Ask any divorce lawyer what are the most important issues in a divorce case, and you’ll typically get two answers: determining the parenting plan for children, and determining how to divide assets.
One thing that typically doesn’t get addressed is an issue that falls in between, and that’s family pets.
Texas law regards animals as property, and many lawyers think of a cow in a herd or a sheep in a flock as merely an income producer. But when you’re talking about a beloved companion animal treated more like an additional child, the property designation just doesn’t cut it. At the very least, a family pet should be regarded with the same regard as a unique family heirloom, to acknowledge the uniqueness of a particular dog or cat to the family. (After all, monetary compensation in the amount of what you’ve spent on veterinary bills for certainly doesn’t adequately replace that animal!)
In our practice, we account for non-human companions from the get-go. We make sure that there are protections in our standing orders for the animals, not only to safeguard against abuse, but to make sure that the pets stay with the family until details of the divorce are finalized.
In many divorce cases, the parent designated the custodial parent will typically end up with the family companion, so that the children have access to their furry therapist. However, in a great number of cases, there’s nothing in the language of the divorce decree that even addresses the family pet.
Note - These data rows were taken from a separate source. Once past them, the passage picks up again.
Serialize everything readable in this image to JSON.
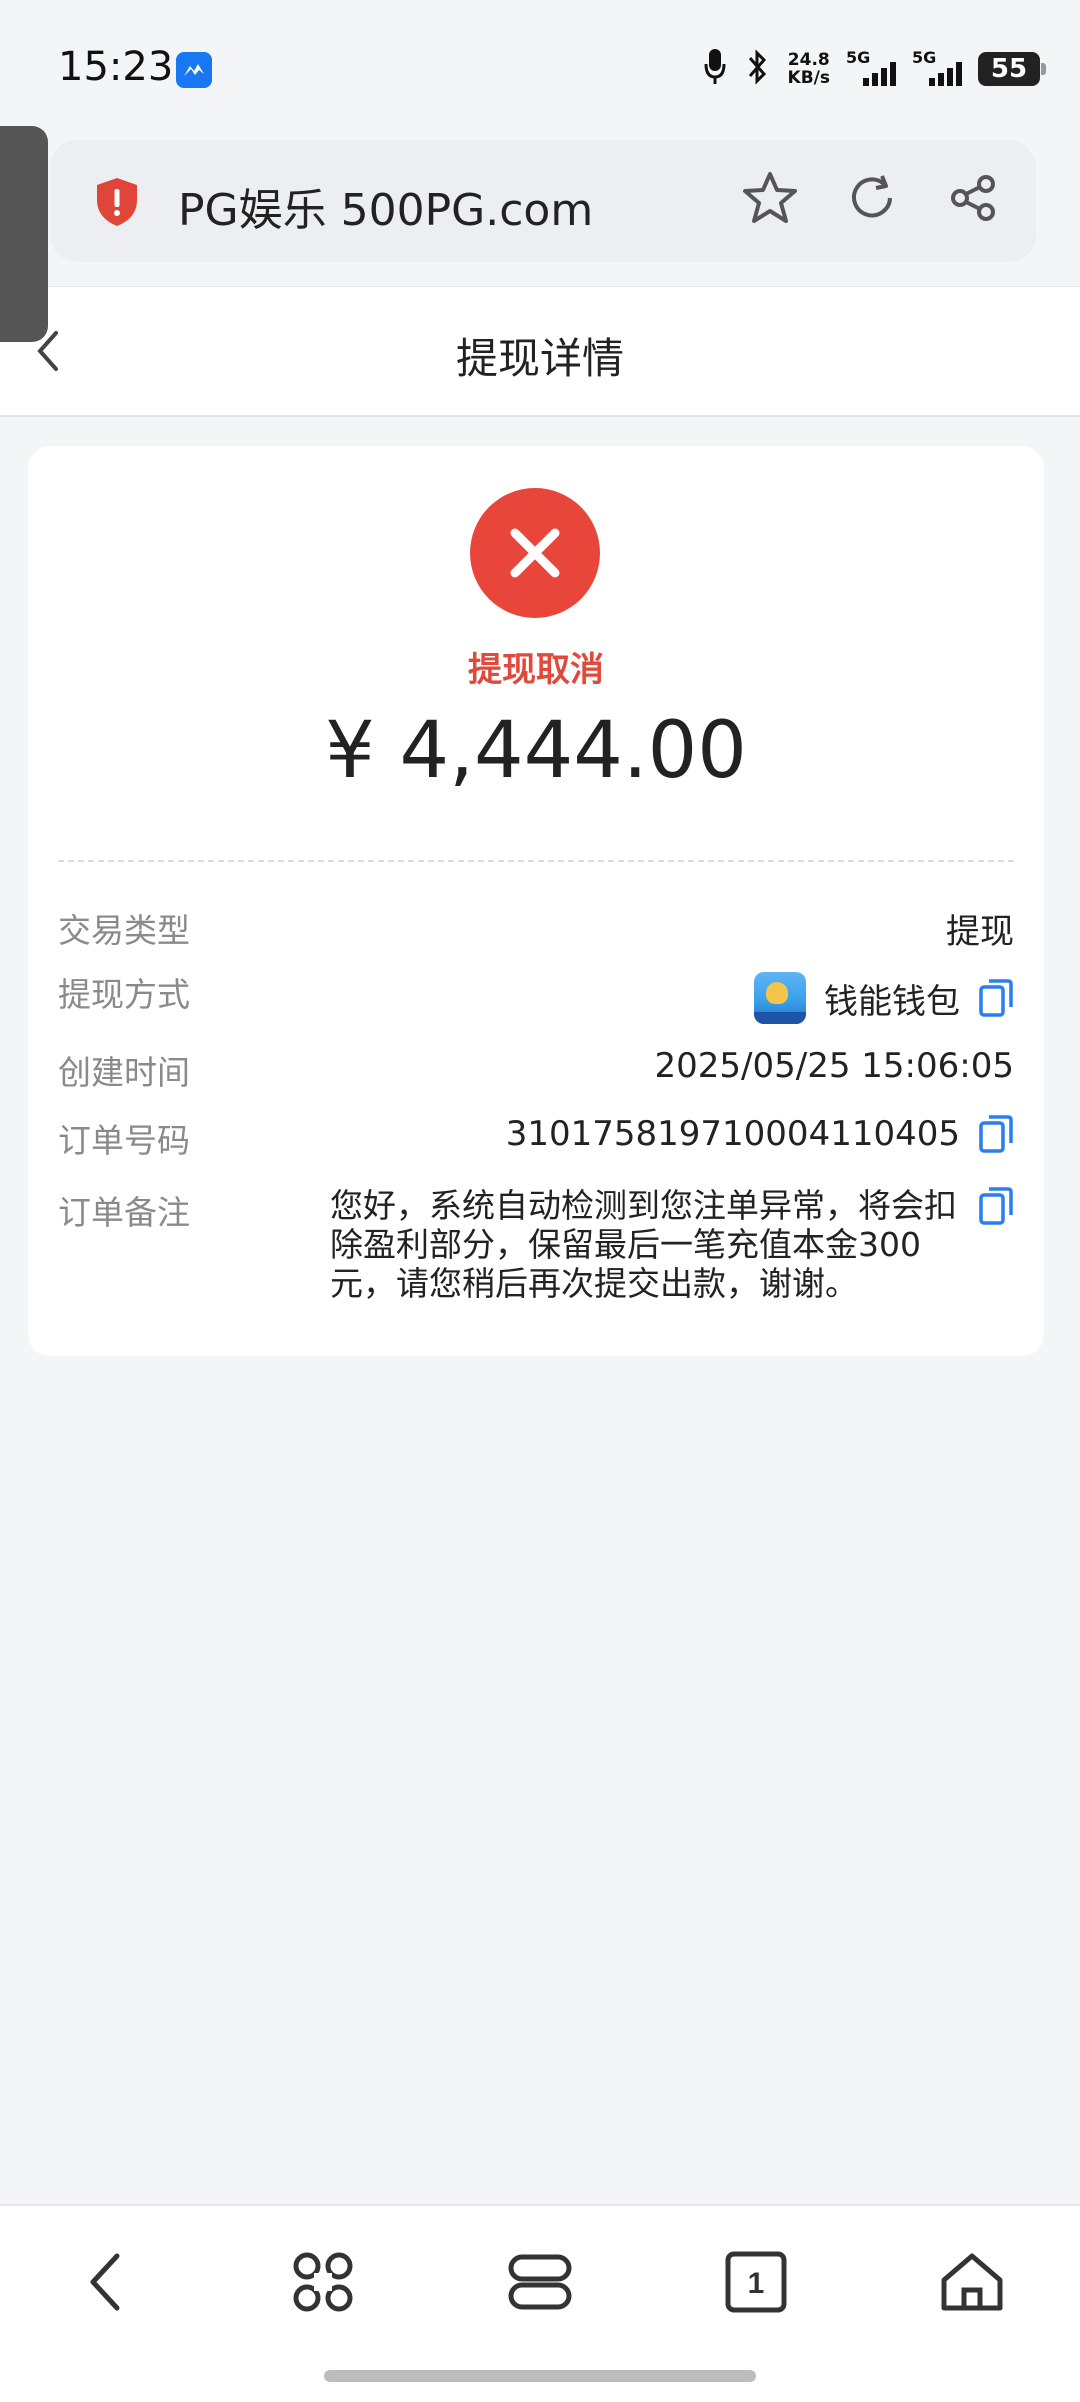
{
  "status_bar": {
    "time": "15:23",
    "network_speed_value": "24.8",
    "network_speed_unit": "KB/s",
    "sim1_label": "5G",
    "sim2_label": "5G",
    "battery": "55",
    "icons": [
      "messenger-icon",
      "microphone-icon",
      "bluetooth-icon",
      "signal-icon",
      "battery-icon"
    ]
  },
  "browser": {
    "url_text": "PG娱乐 500PG.com",
    "icons": [
      "shield-warning-icon",
      "star-icon",
      "refresh-icon",
      "share-icon"
    ]
  },
  "header": {
    "title": "提现详情"
  },
  "status": {
    "text": "提现取消",
    "amount": "¥ 4,444.00",
    "color": "#e8463a"
  },
  "details": {
    "transaction_type": {
      "label": "交易类型",
      "value": "提现"
    },
    "withdraw_method": {
      "label": "提现方式",
      "value": "钱能钱包"
    },
    "created_time": {
      "label": "创建时间",
      "value": "2025/05/25 15:06:05"
    },
    "order_number": {
      "label": "订单号码",
      "value": "310175819710004110405"
    },
    "order_remark": {
      "label": "订单备注",
      "value": "您好，系统自动检测到您注单异常，将会扣除盈利部分，保留最后一笔充值本金300元，请您稍后再次提交出款，谢谢。"
    }
  },
  "bottom_nav": {
    "tab_count": "1",
    "icons": [
      "back-icon",
      "menu-icon",
      "tabs-overview-icon",
      "tab-count-icon",
      "home-icon"
    ]
  }
}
We make sure it’s something that’s addressed, even to where the non-custodial parent may have visitation schedules similar to what he or she has with the children.
Those schedules for companion animals can be a little more complicated and can involve more contact between exes. After all, for school-aged children, one parent usually drops the children off at school and the other parent will pick up the children at school, meaning that there’s a school-day buffer eliminating a direct exchange. That doesn’t quite work the same with the animals.
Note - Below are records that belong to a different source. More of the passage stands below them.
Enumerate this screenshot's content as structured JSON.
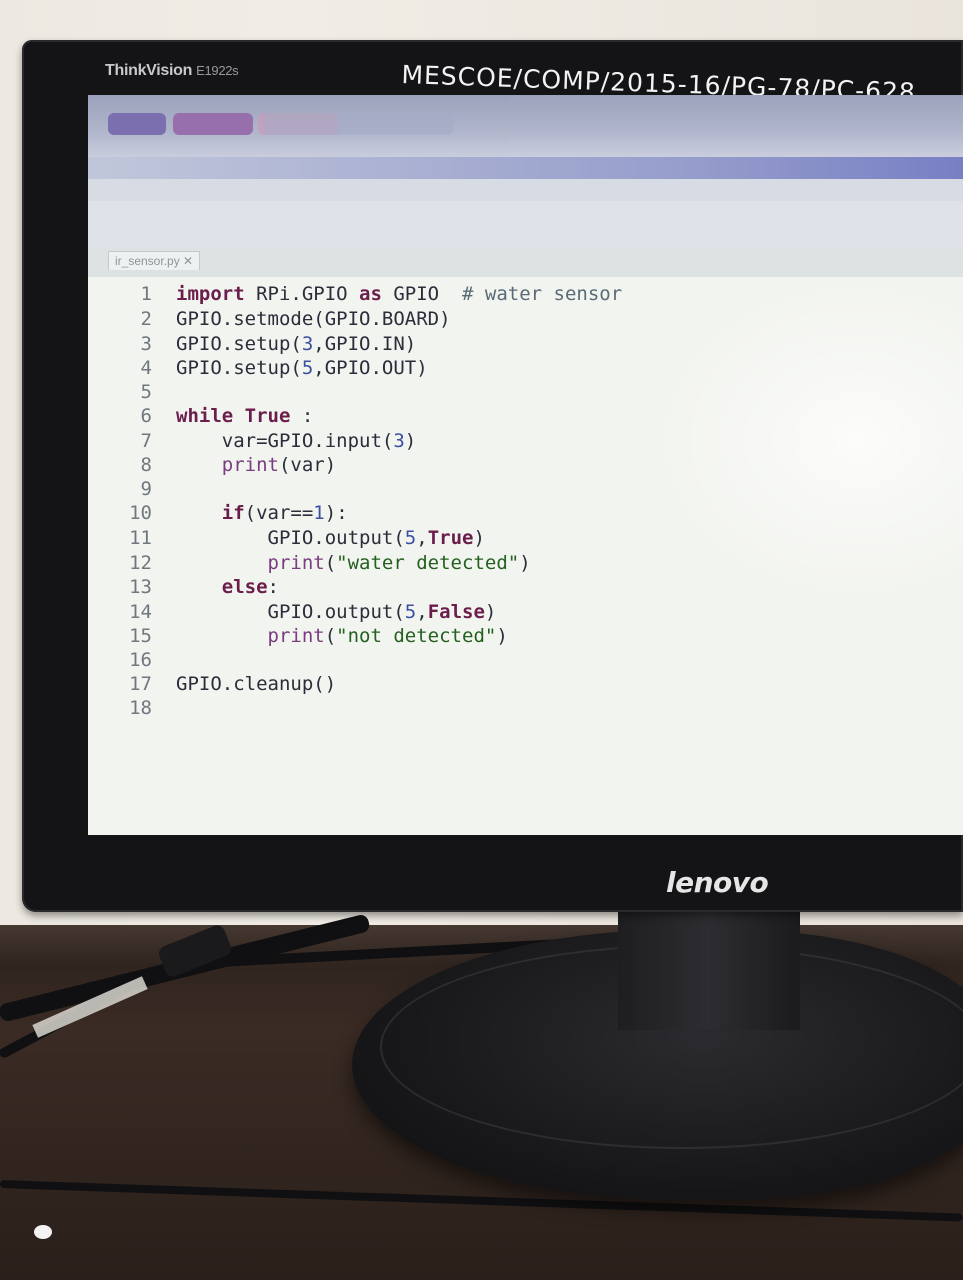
{
  "monitor": {
    "brand_label": "ThinkVision",
    "model_label": "E1922s",
    "asset_tag": "MESCOE/COMP/2015-16/PG-78/PC-628",
    "manufacturer_logo": "lenovo"
  },
  "editor": {
    "tab_label": "ir_sensor.py ✕",
    "lines": [
      {
        "n": "1",
        "text": "import RPi.GPIO as GPIO  # water sensor"
      },
      {
        "n": "2",
        "text": "GPIO.setmode(GPIO.BOARD)"
      },
      {
        "n": "3",
        "text": "GPIO.setup(3,GPIO.IN)"
      },
      {
        "n": "4",
        "text": "GPIO.setup(5,GPIO.OUT)"
      },
      {
        "n": "5",
        "text": ""
      },
      {
        "n": "6",
        "text": "while True :"
      },
      {
        "n": "7",
        "text": "    var=GPIO.input(3)"
      },
      {
        "n": "8",
        "text": "    print(var)"
      },
      {
        "n": "9",
        "text": ""
      },
      {
        "n": "10",
        "text": "    if(var==1):"
      },
      {
        "n": "11",
        "text": "        GPIO.output(5,True)"
      },
      {
        "n": "12",
        "text": "        print(\"water detected\")"
      },
      {
        "n": "13",
        "text": "    else:"
      },
      {
        "n": "14",
        "text": "        GPIO.output(5,False)"
      },
      {
        "n": "15",
        "text": "        print(\"not detected\")"
      },
      {
        "n": "16",
        "text": ""
      },
      {
        "n": "17",
        "text": "GPIO.cleanup()"
      },
      {
        "n": "18",
        "text": ""
      }
    ]
  },
  "colors": {
    "keyword": "#6b1e4b",
    "number": "#3a4fa0",
    "string": "#24601e",
    "comment": "#5a6a78"
  }
}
Divorcing couples also need to work out the realities of pet care. Splitting up pet insurance and vet bills is most analogous to working out medical care for children. Typically, there’s some sort of 50/50 arrangement involving each parent paying half at the outset, or the custodial parent paying and then the non-custodial parent reimbursing for half the amount.
It’s a line item that should be worked into divorce decrees, though, and it’s something that couples should discuss along with parenting plans. For couples going through collaborative law or mediation, it becomes part of the overall negotiation. For our clients who go through litigation, we make it part of the overall case we’re presenting, and we’ve already won cases with provisions for visitation with animals in the final decree.
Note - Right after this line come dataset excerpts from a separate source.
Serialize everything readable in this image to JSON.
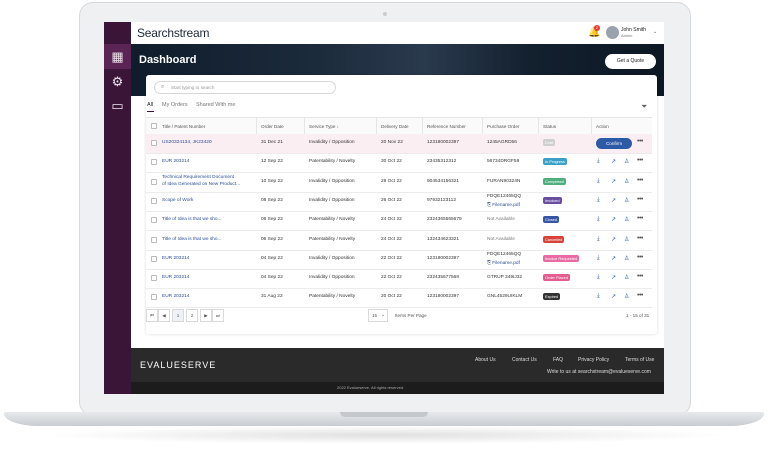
{
  "app": {
    "logo": "Searchstream",
    "notification_count": "2"
  },
  "user": {
    "name": "John Smith",
    "role": "Admin"
  },
  "hero": {
    "title": "Dashboard",
    "quote_button": "Get a Quote"
  },
  "search": {
    "placeholder": "Start typing to search"
  },
  "tabs": [
    "All",
    "My Orders",
    "Shared With me"
  ],
  "table": {
    "headers": [
      "Title / Patent Number",
      "Order Date",
      "Service Type",
      "Delivery Date",
      "Reference Number",
      "Purchase Order",
      "Status",
      "Action"
    ],
    "sort_indicator": "↓",
    "rows": [
      {
        "title": "US20324134, JK23420",
        "order_date": "31 Dec 21",
        "service": "Invalidity / Opposition",
        "delivery": "20 Nov 22",
        "ref": "123180002397",
        "po": "1245AGRD56",
        "po_file": "",
        "status": "Draft",
        "status_color": "#cfcfcf",
        "confirm": "Confirm"
      },
      {
        "title": "EUR 203214",
        "order_date": "12 Sep 22",
        "service": "Patentability / Novelty",
        "delivery": "30 Oct 22",
        "ref": "23435312312",
        "po": "56734DRGF59",
        "po_file": "",
        "status": "In Progress",
        "status_color": "#3aa0c8"
      },
      {
        "title": "Technical Requirement Document of Idea Generated on New Product...",
        "title2": "of Idea Generated on New Product...",
        "title1": "Technical Requirement Document",
        "order_date": "10 Sep 22",
        "service": "Invalidity / Opposition",
        "delivery": "29 Oct 22",
        "ref": "904534156321",
        "po": "FURAN90324N",
        "po_file": "",
        "status": "Completed",
        "status_color": "#4caf7d"
      },
      {
        "title": "Scope of Work",
        "order_date": "08 Sep 22",
        "service": "Invalidity / Opposition",
        "delivery": "26 Oct 22",
        "ref": "97932123112",
        "po": "FDQE12465QQ",
        "po_file": "Filename.pdf",
        "status": "Invoiced",
        "status_color": "#6a4fa0"
      },
      {
        "title": "Title of Idea is that we sho...",
        "order_date": "06 Sep 22",
        "service": "Patentability / Novelty",
        "delivery": "24 Oct 22",
        "ref": "2324365565679",
        "po": "Not Available",
        "po_file": "",
        "status": "Closed",
        "status_color": "#3656a8"
      },
      {
        "title": "Title of Idea is that we sho...",
        "order_date": "06 Sep 22",
        "service": "Patentability / Novelty",
        "delivery": "24 Oct 22",
        "ref": "132434623321",
        "po": "Not Available",
        "po_file": "",
        "status": "Cancelled",
        "status_color": "#d9423a"
      },
      {
        "title": "EUR 203214",
        "order_date": "04 Sep 22",
        "service": "Invalidity / Opposition",
        "delivery": "22 Oct 22",
        "ref": "123180002397",
        "po": "FDQE12465QQ",
        "po_file": "Filename.pdf",
        "status": "Invoice Requested",
        "status_color": "#e86ba4"
      },
      {
        "title": "EUR 203214",
        "order_date": "04 Sep 22",
        "service": "Invalidity / Opposition",
        "delivery": "22 Oct 22",
        "ref": "232435677568",
        "po": "GTRUP 349IJ32",
        "po_file": "",
        "status": "Order Placed",
        "status_color": "#e35b8f"
      },
      {
        "title": "EUR 203214",
        "order_date": "31 Aug 22",
        "service": "Patentability / Novelty",
        "delivery": "20 Oct 22",
        "ref": "123180002397",
        "po": "GNL4529UIKLM",
        "po_file": "",
        "status": "Expired",
        "status_color": "#333333"
      }
    ]
  },
  "pagination": {
    "first": "⏮",
    "prev": "◀",
    "pages": [
      "1",
      "2"
    ],
    "next": "▶",
    "last": "⏭",
    "per_page": "15",
    "items_per_page_label": "Items Per Page",
    "range": "1 - 15 of 31"
  },
  "footer": {
    "brand": "EVALUESERVE",
    "links": [
      "About Us",
      "Contact Us",
      "FAQ",
      "Privacy Policy",
      "Terms of Use"
    ],
    "email": "Write to us at searchstream@evalueserve.com",
    "copyright": "2022 Evalueserve. All rights reserved."
  }
}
We see the companion issue as a significant concern regardless of the size of the family. It’s more than just reconciling a question that might create friction between couples. It’s accounting for a loving member of the family, and making sure that the companion’s relationship with all members of the family is preserved. We have all researched the effect of separation on grieving animals; it’s important to that the best science be shared with our clients as they make these decisions.
Companion animals do not understand divorce in the same way that children come to, but they can perceive a difference in the household when the divorce process starts, and it’s important to account for that. Animals can be vital in the healing process after a divorce for everyone in the family, and so making sure they’re part of that for everyone is important.